Beiträge von fredfred

    Maßgebend ist das, was im Mietvertrag steht. Gehörtes gehört nicht dazu, auch wenn es noch so leise ist.


    Es ist ja noch lange nicht alles so i.O. oder gerichtsfest wie es in Mietverträgen steht.

    Sicher ist zumindest das bisher ne Menge Geld gespart wurde und ich mich sicherlich auch in nächster Zeit nicht beschweren werde.

    HAllo,

    seit dem Jahresende 2001 wird eine Wohnung bewohnt. Es handelt sich hierbei um eine vermietete Eigentumswohnung welche in dieser Zeit 3 x den Eigentümer gewechselt hat und 2 x in Zwangsverwaltung war.

    Von Anfang an ist uns nie eine Abrechnung der Heiz und Betriebskosten zugegangen. Auch wurden diese Kosten nie angepasst.

    Abgelesen wurde der Wasser, Warmwasser und Heizungsverbrauch allerdings jedes Jahr.

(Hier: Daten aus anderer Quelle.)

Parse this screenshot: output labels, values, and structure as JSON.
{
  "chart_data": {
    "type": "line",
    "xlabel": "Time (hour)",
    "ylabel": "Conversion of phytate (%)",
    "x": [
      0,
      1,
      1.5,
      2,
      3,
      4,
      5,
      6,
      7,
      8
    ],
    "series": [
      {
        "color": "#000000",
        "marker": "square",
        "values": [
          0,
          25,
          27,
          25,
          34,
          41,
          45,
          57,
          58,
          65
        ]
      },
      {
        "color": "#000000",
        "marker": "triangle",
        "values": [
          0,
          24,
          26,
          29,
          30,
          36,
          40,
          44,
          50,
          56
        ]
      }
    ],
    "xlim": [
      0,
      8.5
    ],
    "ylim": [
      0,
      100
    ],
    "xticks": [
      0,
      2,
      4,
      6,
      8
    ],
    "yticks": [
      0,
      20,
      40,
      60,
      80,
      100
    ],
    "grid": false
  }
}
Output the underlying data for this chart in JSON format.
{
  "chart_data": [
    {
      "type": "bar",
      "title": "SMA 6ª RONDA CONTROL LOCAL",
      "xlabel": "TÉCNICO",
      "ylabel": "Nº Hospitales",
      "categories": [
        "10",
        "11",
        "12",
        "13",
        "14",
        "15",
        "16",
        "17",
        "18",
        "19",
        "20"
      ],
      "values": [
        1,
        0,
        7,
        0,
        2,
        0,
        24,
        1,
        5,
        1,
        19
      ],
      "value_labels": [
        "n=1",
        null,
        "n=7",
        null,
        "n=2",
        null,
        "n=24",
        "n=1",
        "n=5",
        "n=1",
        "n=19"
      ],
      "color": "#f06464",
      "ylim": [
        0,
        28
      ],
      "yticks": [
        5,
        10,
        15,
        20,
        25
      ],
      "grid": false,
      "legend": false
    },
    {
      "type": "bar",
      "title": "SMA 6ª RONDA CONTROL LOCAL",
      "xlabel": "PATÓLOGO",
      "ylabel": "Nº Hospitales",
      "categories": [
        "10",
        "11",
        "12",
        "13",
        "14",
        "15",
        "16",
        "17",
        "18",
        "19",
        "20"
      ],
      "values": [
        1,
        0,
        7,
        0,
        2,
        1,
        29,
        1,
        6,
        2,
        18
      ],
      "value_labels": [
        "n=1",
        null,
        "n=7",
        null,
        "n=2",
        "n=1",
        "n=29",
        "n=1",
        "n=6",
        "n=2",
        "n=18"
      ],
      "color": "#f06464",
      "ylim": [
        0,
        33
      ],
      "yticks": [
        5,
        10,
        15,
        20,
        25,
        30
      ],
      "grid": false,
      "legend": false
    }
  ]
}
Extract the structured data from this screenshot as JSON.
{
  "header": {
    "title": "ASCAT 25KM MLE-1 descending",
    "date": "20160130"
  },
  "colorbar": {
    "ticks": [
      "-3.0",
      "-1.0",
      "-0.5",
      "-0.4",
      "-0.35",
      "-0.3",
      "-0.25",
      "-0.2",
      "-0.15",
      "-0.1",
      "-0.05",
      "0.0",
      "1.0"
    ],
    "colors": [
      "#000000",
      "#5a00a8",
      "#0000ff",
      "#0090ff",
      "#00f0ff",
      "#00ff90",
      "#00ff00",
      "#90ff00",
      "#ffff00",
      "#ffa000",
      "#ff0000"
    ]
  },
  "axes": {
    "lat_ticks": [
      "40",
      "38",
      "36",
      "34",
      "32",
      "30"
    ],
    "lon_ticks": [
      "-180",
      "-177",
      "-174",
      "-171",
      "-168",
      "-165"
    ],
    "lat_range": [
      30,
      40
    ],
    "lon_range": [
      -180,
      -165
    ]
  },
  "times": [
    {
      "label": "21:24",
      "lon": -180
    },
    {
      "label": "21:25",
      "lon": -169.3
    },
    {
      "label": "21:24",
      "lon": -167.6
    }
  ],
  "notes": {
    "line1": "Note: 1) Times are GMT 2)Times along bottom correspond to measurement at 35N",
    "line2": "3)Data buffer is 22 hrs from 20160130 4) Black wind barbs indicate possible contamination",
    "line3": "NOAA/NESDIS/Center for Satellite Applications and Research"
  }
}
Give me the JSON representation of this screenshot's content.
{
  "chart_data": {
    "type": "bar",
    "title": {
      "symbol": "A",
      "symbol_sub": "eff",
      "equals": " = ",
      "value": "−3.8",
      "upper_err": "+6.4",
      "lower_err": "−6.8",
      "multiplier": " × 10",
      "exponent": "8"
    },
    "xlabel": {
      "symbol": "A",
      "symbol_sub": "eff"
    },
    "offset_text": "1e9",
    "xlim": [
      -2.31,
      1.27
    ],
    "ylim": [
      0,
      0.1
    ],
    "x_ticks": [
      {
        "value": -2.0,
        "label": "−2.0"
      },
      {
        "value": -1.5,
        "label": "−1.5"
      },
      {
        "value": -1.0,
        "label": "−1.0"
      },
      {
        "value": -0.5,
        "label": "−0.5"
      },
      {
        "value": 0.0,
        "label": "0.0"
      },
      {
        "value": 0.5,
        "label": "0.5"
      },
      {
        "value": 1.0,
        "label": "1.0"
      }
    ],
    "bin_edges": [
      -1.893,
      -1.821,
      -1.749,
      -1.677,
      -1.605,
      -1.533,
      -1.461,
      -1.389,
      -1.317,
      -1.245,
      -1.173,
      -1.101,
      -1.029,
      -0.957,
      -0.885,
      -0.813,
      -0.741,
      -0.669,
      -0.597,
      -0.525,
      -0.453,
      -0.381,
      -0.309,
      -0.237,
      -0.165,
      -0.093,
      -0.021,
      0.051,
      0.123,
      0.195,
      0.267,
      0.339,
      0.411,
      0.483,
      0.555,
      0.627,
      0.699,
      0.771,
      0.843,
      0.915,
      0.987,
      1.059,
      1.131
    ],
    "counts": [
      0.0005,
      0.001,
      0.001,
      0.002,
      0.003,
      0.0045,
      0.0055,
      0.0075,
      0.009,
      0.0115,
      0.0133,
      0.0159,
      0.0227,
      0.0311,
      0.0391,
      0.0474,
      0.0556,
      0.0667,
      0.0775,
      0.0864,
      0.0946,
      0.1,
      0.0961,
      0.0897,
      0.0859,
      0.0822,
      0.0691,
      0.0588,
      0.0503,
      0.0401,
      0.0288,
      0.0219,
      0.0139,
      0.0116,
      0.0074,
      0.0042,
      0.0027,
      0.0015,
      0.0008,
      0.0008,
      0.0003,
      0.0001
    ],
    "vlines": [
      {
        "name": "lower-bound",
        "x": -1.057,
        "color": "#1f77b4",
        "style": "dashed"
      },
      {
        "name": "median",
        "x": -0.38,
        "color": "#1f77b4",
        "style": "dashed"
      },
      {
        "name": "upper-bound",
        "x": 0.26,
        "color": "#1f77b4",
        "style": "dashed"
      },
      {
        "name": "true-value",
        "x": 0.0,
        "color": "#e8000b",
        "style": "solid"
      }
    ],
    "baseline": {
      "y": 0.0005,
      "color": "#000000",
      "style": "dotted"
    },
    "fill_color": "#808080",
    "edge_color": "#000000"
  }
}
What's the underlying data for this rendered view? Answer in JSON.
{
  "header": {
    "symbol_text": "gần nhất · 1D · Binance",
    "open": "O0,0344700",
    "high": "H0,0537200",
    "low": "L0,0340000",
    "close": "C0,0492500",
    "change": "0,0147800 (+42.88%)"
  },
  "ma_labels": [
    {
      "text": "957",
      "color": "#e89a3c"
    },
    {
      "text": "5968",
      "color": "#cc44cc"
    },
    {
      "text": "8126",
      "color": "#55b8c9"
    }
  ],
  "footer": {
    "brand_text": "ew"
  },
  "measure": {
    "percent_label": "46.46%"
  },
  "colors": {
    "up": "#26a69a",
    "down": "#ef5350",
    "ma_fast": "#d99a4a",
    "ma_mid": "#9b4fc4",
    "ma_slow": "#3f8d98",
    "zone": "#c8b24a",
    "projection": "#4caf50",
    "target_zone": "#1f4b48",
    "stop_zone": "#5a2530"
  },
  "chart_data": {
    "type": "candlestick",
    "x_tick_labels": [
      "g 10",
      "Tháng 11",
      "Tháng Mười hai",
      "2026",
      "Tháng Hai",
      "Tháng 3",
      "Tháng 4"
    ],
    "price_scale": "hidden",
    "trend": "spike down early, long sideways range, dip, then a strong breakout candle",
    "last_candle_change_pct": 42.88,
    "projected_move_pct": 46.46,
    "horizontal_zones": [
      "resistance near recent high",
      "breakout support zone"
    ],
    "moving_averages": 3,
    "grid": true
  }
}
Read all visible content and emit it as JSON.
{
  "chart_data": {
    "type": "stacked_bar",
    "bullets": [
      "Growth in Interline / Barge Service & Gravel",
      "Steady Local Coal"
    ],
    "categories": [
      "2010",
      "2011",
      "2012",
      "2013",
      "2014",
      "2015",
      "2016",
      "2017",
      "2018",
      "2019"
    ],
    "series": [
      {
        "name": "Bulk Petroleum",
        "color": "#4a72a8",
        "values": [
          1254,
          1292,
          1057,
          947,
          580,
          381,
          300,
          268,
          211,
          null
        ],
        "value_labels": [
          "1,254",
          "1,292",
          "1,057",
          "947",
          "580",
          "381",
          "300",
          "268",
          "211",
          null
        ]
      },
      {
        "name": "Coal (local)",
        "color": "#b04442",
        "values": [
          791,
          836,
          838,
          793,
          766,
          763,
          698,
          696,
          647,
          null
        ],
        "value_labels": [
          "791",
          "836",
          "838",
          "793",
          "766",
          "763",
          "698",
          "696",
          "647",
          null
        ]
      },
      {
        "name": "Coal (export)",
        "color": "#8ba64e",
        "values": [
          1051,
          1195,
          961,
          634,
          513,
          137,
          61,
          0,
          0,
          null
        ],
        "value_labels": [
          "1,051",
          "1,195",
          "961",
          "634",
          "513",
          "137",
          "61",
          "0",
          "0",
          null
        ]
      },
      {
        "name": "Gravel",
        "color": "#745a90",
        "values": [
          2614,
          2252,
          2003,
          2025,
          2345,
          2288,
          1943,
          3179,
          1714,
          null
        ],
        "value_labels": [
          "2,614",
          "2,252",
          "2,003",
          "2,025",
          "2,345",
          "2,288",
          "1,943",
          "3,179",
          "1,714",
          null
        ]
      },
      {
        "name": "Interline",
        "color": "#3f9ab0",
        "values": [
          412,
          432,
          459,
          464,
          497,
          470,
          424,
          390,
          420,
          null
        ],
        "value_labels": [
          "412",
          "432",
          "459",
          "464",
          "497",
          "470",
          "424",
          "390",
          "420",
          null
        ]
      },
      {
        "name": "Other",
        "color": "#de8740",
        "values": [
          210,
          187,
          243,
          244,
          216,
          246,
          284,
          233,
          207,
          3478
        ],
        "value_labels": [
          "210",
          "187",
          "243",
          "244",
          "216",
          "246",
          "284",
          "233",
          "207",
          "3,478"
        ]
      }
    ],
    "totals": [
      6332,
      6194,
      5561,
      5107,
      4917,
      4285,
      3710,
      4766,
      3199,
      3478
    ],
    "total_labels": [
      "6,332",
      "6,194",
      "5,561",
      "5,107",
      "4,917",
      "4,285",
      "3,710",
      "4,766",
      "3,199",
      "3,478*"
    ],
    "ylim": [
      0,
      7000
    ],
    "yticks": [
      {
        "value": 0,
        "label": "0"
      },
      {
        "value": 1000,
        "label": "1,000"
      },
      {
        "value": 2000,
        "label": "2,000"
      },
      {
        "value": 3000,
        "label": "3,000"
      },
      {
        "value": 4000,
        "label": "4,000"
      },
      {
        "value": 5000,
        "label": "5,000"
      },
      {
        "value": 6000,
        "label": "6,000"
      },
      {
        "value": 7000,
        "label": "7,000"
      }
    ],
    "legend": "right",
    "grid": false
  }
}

    Nun haben wir seit einer ganzen Weile eine neue Wohnungseigentümerin. ( trotzig wie ein kleines Kind aber zum Glück ruhig seit auch Sie nicht mehr Ihren Zahlungsverpflichtungen gegenüber der WEG nachkommt )

    Jetzt habe ich schon ein paar mal so leise gehört und auch schon mal kleine Absätze dazu gelesen das man nach einer soclhen langen "Abrechnungslosen" Zeit davon ausgehen kann das man die Kosten in einer Pauschale zahlt und diese nur mit unserem Einverständnis angehoben werden könnte.
    Ist da etwas dran ?

    Das wir derzeit günstig wohnen ist klar. Heiz und Betriebskosten auf dem Niveeau von vor 11 Jahren bekommt man nirgendwo soi schnell.